Two protected areas in Piusa area
Roland Müür introduces two protected areas on the border of Võru and Põlva counties, both of which are called “Piusa” after the river. One of the protected areas has been set up to shelter the sandstone caves that are known as wintering grounds of bats; the other aims to safeguard the beautiful river landscapes with sandstone denudations.
The journey of ‘Estonian Nature’ from wall to wall
Helen Alumäe and Toomas Jüriado, together with some friends, tried out the hiking trail of the Piusa primeval valley. On the 15 km they saw many wonders of the area: starting from rare butterflies, to the highest sandstone denudations of Estonia.

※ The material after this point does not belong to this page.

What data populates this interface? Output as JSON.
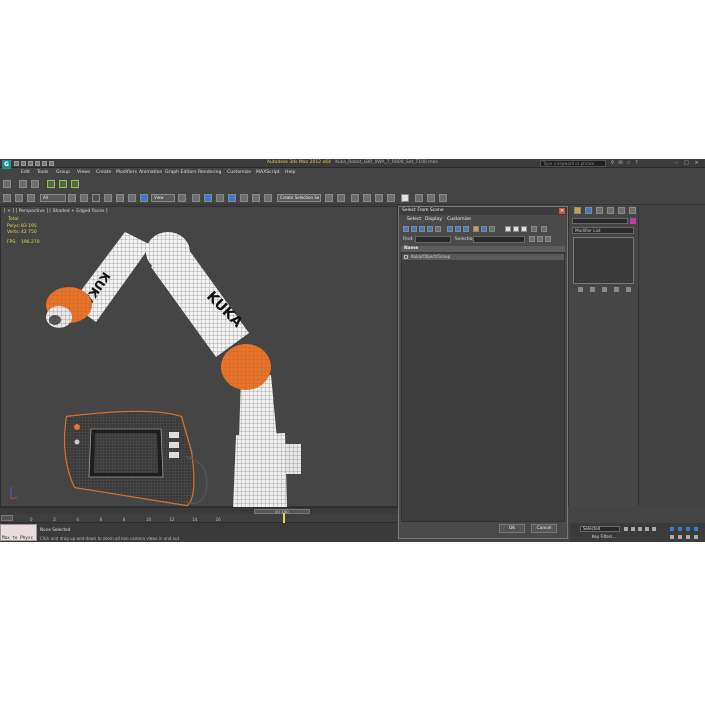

The joyful descriptions and the detailed map of the trail form a great guide to any future hiker in this lovely forested valley area.
European rarities in Estonia
Mati Kose depicts a very endangered bird – the European roller. The bird with attractive feathers was rather common still only some decades ago. Now this blue bird can very rarely be seen in Setomaa and a few other places in South Estonia.
Riinu Rannap writes about a frog common in South-East Estonia: the common spadefoot. Elsewhere in Estonia it is rare or missing. The sandy grounds of Setomaa are perfect for digging; the only problem is the absence of shallow and clean ponds for breeding.
The crack in sandstone becomes a cave.
Anne Kleesment gives a comprehensive description of sandstone caves of South Estonia. The included map and detailed table guide the readers to many interesting, but not much known caves.
Following the cross-trees
Marju Torp-Kõivupuu calls to pay attention to the cross-trees of South-East Estonia: those that bear the crosses of the people of the area. The ample article describes the origin of symbol of the cross, as well as the old traditions of Estonians and other nations to carve crosses in the trees when burying a person. The main aim of such cross was to keep the deceased in the “other world”.
Nikolai Laanetu writes about Setomaa as the cradle of Estonia..
It’s pickle time
Urmas Kokassaar describes microbiological processes that accompany pickling. He points out the advantages of pickling and draws attention to possible mistakes.
Interview: Old knowledge and nature belief guard the nature of Setomaa
Helen Alumäe has interviewed Aare Hõrn, a seto activist.
Wondering in Petseremaa
Õie Sarv’s journey to Petseremaa, the land belonging to Estonia in 1920s and 1930s, is written in juicy seto language. She invites us to Petseri, as well as to the small villages of the area.
Our sprat and herring on the way to European Union
Randel Kreitsberg views the possible fate of our fish resources in the waters of European Union.
Who are you, forest witch?
Marju Torp-Kõivupuu has heard about a mythological animal that lives in South-Estonian forests. On the one hand, it looks like a lizard, on the hand – like a bird, or a squirrel. The most probable prototypes of the mystical animal are the sand lizard and the Eurasian wryneck.
Enno Väljal gives advice for nature photographers.